Researchers at ProQR Therapeutics, an RNA company based in Leiden, the Netherlands, and with researchers at Radboud University Medical Center in Nijmegen, have reported results from the use of antisense oligonucleotide (AONs) therapies aimed at treating Stargardt disease type 1 (STGD1).  The AON tools (also labelled as “QR-1011”) were targeted at ABCA4 transcripts to correct mutations in the ABCA4 gene which can alter pre-mRNA splicing.  Results of the pre-clinical research suggested a significant increase in correctly spliced transcripts after treatment with the QR-1011 experimental treatment.  Following their study, the treatment may provide “a potent splice-correcting AON and a possible therapeutic intervention for patients harbouring” a severe ABCA4 variant.

Stargardt disease (STGD1) is caused by mutations in the photoreceptor-specific ABCA4 gene which encodes the adenosine triphosphate-binding cassette, subfamily A, member 4. The ABCA4 gene encodes a transporter protein within retinal photoreceptor cells facilitating the active transport of potentially toxic retinoid compounds removing toxic by-products from the visual cycle.

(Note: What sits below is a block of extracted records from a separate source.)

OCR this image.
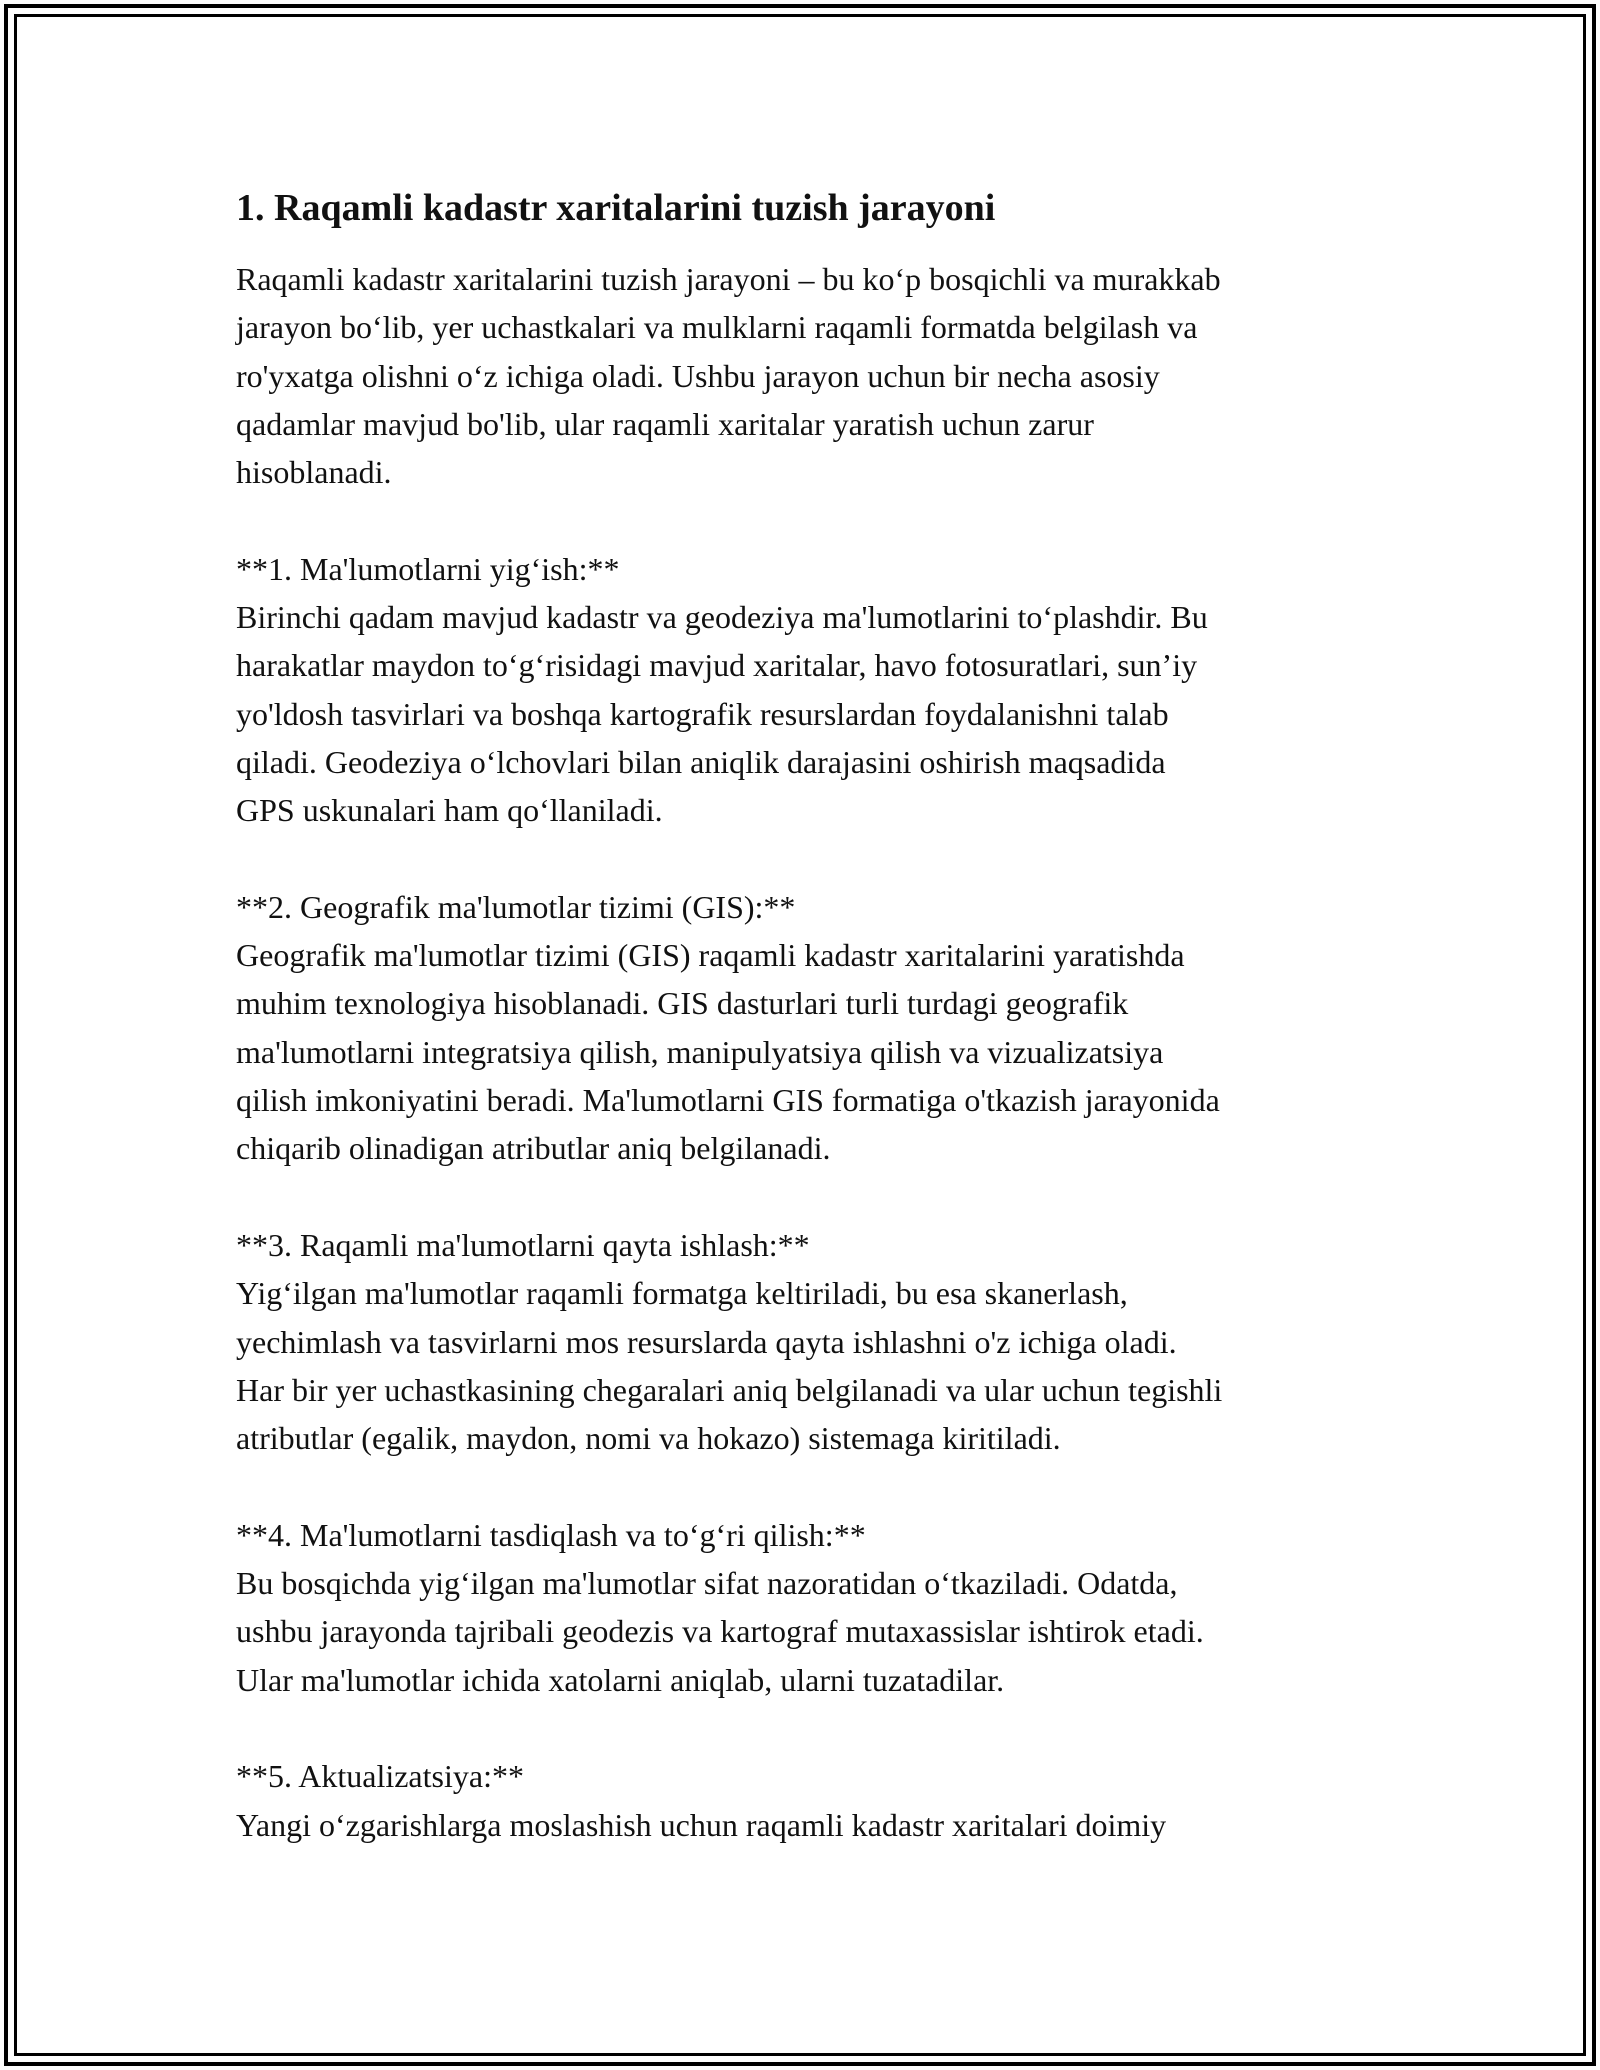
1. Raqamli kadastr xaritalarini tuzish jarayoni
Raqamli kadastr xaritalarini tuzish jarayoni – bu ko‘p bosqichli va murakkab
jarayon bo‘lib, yer uchastkalari va mulklarni raqamli formatda belgilash va
ro'yxatga olishni o‘z ichiga oladi. Ushbu jarayon uchun bir necha asosiy
qadamlar mavjud bo'lib, ular raqamli xaritalar yaratish uchun zarur
hisoblanadi.
**1. Ma'lumotlarni yig‘ish:**
Birinchi qadam mavjud kadastr va geodeziya ma'lumotlarini to‘plashdir. Bu
harakatlar maydon to‘g‘risidagi mavjud xaritalar, havo fotosuratlari, sun’iy
yo'ldosh tasvirlari va boshqa kartografik resurslardan foydalanishni talab
qiladi. Geodeziya o‘lchovlari bilan aniqlik darajasini oshirish maqsadida
GPS uskunalari ham qo‘llaniladi.
**2. Geografik ma'lumotlar tizimi (GIS):**
Geografik ma'lumotlar tizimi (GIS) raqamli kadastr xaritalarini yaratishda
muhim texnologiya hisoblanadi. GIS dasturlari turli turdagi geografik
ma'lumotlarni integratsiya qilish, manipulyatsiya qilish va vizualizatsiya
qilish imkoniyatini beradi. Ma'lumotlarni GIS formatiga o'tkazish jarayonida
chiqarib olinadigan atributlar aniq belgilanadi.
**3. Raqamli ma'lumotlarni qayta ishlash:**
Yig‘ilgan ma'lumotlar raqamli formatga keltiriladi, bu esa skanerlash,
yechimlash va tasvirlarni mos resurslarda qayta ishlashni o'z ichiga oladi.
Har bir yer uchastkasining chegaralari aniq belgilanadi va ular uchun tegishli
atributlar (egalik, maydon, nomi va hokazo) sistemaga kiritiladi.
**4. Ma'lumotlarni tasdiqlash va to‘g‘ri qilish:**
Bu bosqichda yig‘ilgan ma'lumotlar sifat nazoratidan o‘tkaziladi. Odatda,
ushbu jarayonda tajribali geodezis va kartograf mutaxassislar ishtirok etadi.
Ular ma'lumotlar ichida xatolarni aniqlab, ularni tuzatadilar.
**5. Aktualizatsiya:**
Yangi o‘zgarishlarga moslashish uchun raqamli kadastr xaritalari doimiy
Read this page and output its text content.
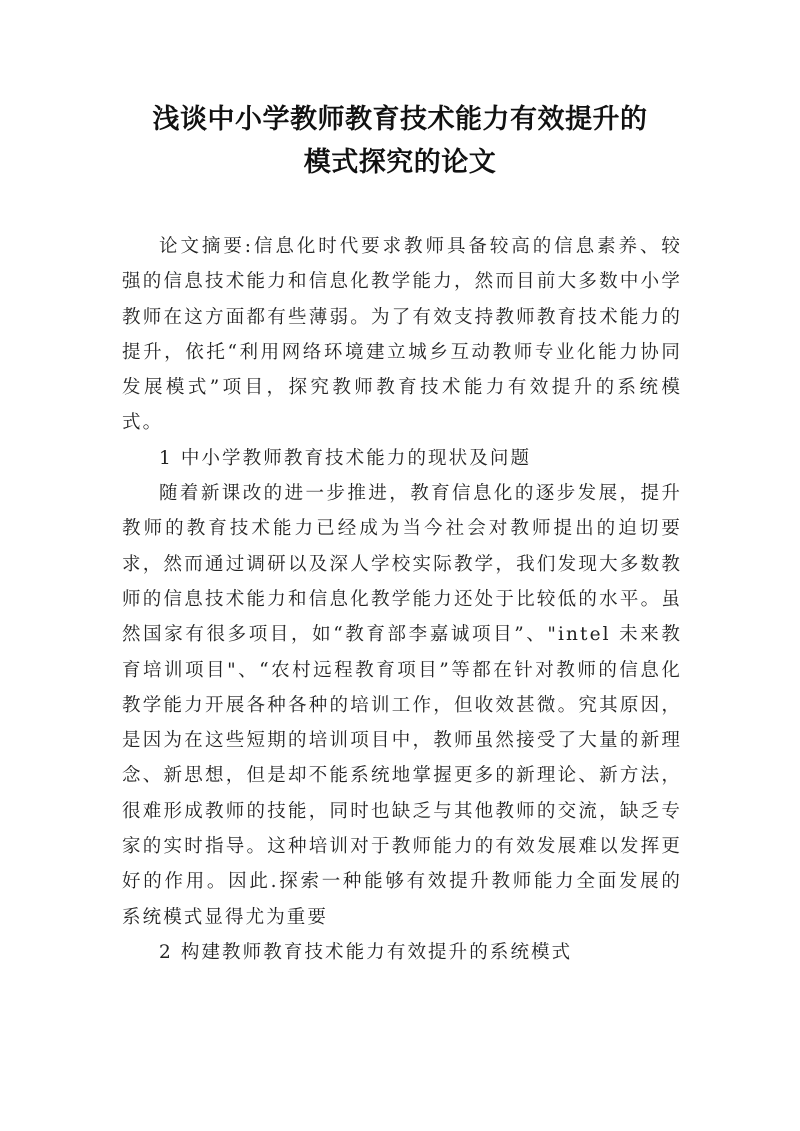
浅谈中小学教师教育技术能力有效提升的
模式探究的论文

论文摘要:信息化时代要求教师具备较高的信息素养、较强的信息技术能力和信息化教学能力，然而目前大多数中小学教师在这方面都有些薄弱。为了有效支持教师教育技术能力的提升，依托“利用网络环境建立城乡互动教师专业化能力协同发展模式”项目，探究教师教育技术能力有效提升的系统模式。

1 中小学教师教育技术能力的现状及问题

随着新课改的进一步推进，教育信息化的逐步发展，提升教师的教育技术能力已经成为当今社会对教师提出的迫切要求，然而通过调研以及深人学校实际教学，我们发现大多数教师的信息技术能力和信息化教学能力还处于比较低的水平。虽然国家有很多项目，如“教育部李嘉诚项目”、"intel 未来教育培训项目"、“农村远程教育项目”等都在针对教师的信息化教学能力开展各种各种的培训工作，但收效甚微。究其原因，是因为在这些短期的培训项目中，教师虽然接受了大量的新理念、新思想，但是却不能系统地掌握更多的新理论、新方法，很难形成教师的技能，同时也缺乏与其他教师的交流，缺乏专家的实时指导。这种培训对于教师能力的有效发展难以发挥更好的作用。因此.探索一种能够有效提升教师能力全面发展的系统模式显得尤为重要

2 构建教师教育技术能力有效提升的系统模式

A number of pathogenic variants within certain introns of the ABCA4 gene may result aberrant splicing of the gene – including pseudogenes – essentially non-functional segments of DNA. Splicing defects within pseudogenes of ABCA4 can insert aberrant “pseudoexons” (PEs) into the ABCA4 pre-mRNA.  According to the Dutch researchers, a cohort of STGD1 patients have identified over ~2,200 disease-associated variants in ABCA4 gene and the majority of mutations report missense variants that might alter pre-mRNA splicing.  In the current study on the AON research, one of the ABCA4 mutations (c.5461-10T>C) causes the skipping of either exon 39, or exons 39 and 40 together, resulting in an out-of-frame ABCA4 protein that results in the most common severe STGD1-causing variant.  Symptoms of STGD1 disease patients, with homozygous ABCA4 c.5461-10T>C variant, show the disease phenotype within the first decade of life, following an acceleration of deterioration and leading to legal blindness between the ages of 20 and 30 years.

The AON strategy presented a promising therapeutic strategy in their recent report, published in the journal Molecular Therapy: Nucleic Acids (Vol. 31 March 2023), indicating a “validation of target-specific AONs as a possible therapeutic approach to correct the aberrant splicing of ABCA4 caused by the severe STGD1-causing variant”.   AON-mediated process used a re-included skipped exons and correct the disrupted splicing caused by the ABCA4 variant. The results of the study showed a significant increase in correctly spliced transcripts after treatment in a human retinal organoid model, with up to 53% correct transcripts at a 3 mM dose. According to the results from the research team, the AON mechanism of action “ would be sufficient to alleviate the STGD1 phenotype, and therefore QR-1011 shows potential as a therapeutic strategy for the most common severe STGD1-causing variant ABCA4 c.5461-10T>C”.